Research Aim 3: Generalisability of Population Data
Research has shown that the strength of evidence is sensitive to the delimitation of the background population in FSC cases (e.g. using New Zealand English for a SSBE speaker; Hughes in progress). However, it is not known to what extent this sensitivity exists when narrowly defining background populations (e.g. Kirklees, Bradford, Wakefield speakers), rather than defining them more generally (e.g. West Yorkshire speakers). Given that the database collection process is extremely time-consuming and costly, it would be ideal if background populations could be generalised and collected at a more macro-level. For this reason, WYRED intends to evaluate the generalisability of populations, and identify whether narrowly-defined population groups are needed for the majority of FSC cases, or whether more broadly-defined populations are sufficient.
To consider the generalisability of background population data, the population statistics collected in Aim 2 will be utilised to test how
variable the strength of evidence would be in simulated FSC cases. In order to investigate the third research aim, likelihood ratios (LRs) will be calculated (along with confidence intervals, equal error rate, and cost-log likelihood ratios) for simulated cases where the regional background populations are varied (Kirklees, Bradford, Wakefield) and the regional suspect and criminal samples are kept constant (either Kirklees, Bradford, Wakefield; method will follow that of Hughes in progress). Analysis will then be carried out combining regional groups into background populations (based on regions that are most similar from Aim 2), and assessing the sensitivity of the strength of evidence.
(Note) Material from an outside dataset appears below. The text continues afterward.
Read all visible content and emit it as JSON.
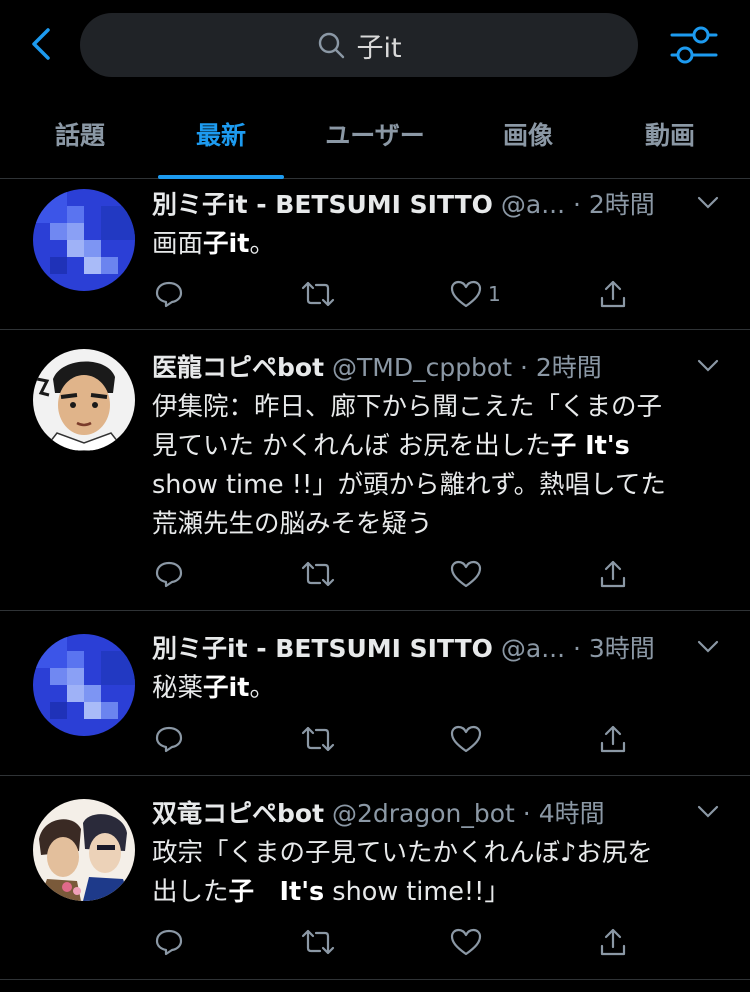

The research will also consider the DyViS data, and undertake similar testing to that described above with the DyViS speakers serving in simulation FSC cases as the background population and WY speakers playing the roles of the suspect and criminal samples. The strength of evidence results (using the SSBE speakers of DyViS as the background population) will be used as a measure of poorly delimited background data. The strength of evidence calculated for the different cases above can then be used to consider whether narrowly-defined background populations can be generalised.
It is expected that steps can be taken to understand how narrowly/broadly population data can be generalised. This research seeks to address the problems of heterogeneity that exists across accents, and offer potential solutions to ease the burden that comes with accessing population data. Caution will need to be yielded in overgeneralising the anticipated results to other accent groups or languages. However, the results are encouraged to serve as an example of how to test whether background population data can be generalised.